The Severity of the Problem

Girdling by voles is a common problem next to areas with natural brush and ground cover (long grasses in wild prairie or woodlands), especially during the winter when other food sources are scarce. The severity of the damage depends on several factors, such as the species of plant, the age, and the extent of the girdling. Young plants and trees are more susceptible to girdling, and if the damage is severe, it can stunt or kill the plant.

Preventing and Managing Girdling

Prevention is the best way to manage girdling by voles. Some ways to prevent girdling include using physical barriers such as mesh or tree guards as shown here, maintaining a clean and tidy garden, and reducing the voles' habitat by removing piles of debris or weeds.

When you have severe girdling on multi-stemmed shrubs, you can usually re-juvenate your plant and save it. I’ve done videos on shrub rejuvenation you can watch here and here. Rejuvenation pruning will encourage new growth to develop below the girdling point. It is essential to do this pruning rejuvenation process in late winter before the plant breaks dormancy and the new growing season begins.

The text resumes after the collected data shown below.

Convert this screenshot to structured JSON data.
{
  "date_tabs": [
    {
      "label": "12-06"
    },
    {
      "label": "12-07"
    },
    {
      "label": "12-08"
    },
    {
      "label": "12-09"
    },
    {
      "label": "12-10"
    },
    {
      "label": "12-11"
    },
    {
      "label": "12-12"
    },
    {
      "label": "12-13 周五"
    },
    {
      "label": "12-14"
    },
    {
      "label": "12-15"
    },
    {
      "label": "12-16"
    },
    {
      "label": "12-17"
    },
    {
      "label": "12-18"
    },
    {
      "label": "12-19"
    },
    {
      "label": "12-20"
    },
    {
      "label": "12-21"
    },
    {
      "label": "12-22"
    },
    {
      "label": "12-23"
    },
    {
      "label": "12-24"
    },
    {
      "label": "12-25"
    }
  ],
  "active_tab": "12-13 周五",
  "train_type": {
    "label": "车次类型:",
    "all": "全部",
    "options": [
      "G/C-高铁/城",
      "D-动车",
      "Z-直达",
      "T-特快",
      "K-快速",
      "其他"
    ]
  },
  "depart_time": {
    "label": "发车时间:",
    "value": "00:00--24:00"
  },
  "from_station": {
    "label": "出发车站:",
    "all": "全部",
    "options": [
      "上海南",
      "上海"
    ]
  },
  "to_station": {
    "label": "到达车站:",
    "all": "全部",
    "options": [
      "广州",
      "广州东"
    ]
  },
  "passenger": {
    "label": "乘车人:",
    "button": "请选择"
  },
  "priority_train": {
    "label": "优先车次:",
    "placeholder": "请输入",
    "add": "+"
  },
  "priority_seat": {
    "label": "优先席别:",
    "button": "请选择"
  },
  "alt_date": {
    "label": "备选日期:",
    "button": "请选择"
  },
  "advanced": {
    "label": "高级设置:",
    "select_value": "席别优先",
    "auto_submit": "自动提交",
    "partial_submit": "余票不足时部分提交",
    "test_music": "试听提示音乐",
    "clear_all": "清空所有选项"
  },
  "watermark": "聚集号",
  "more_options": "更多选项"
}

Will severe girdling kill a tree?

Complete girdling on trees is another story. If the phloem tissue, just behind the bark, has been completely severed around the trunk, the tree will die due to a slow starvation of the root system. Without phloem tissue, nutrients and water cannot replenish the roots. We won't cover it here, but bridge grafting is one option you can try to save your tree.

The video below shows the removal of a severely damaged Techny Arborvitae due to girdling damage. The Techny has been replaced with a Prairie Horizon Manchurian Alder. That video can be watched here.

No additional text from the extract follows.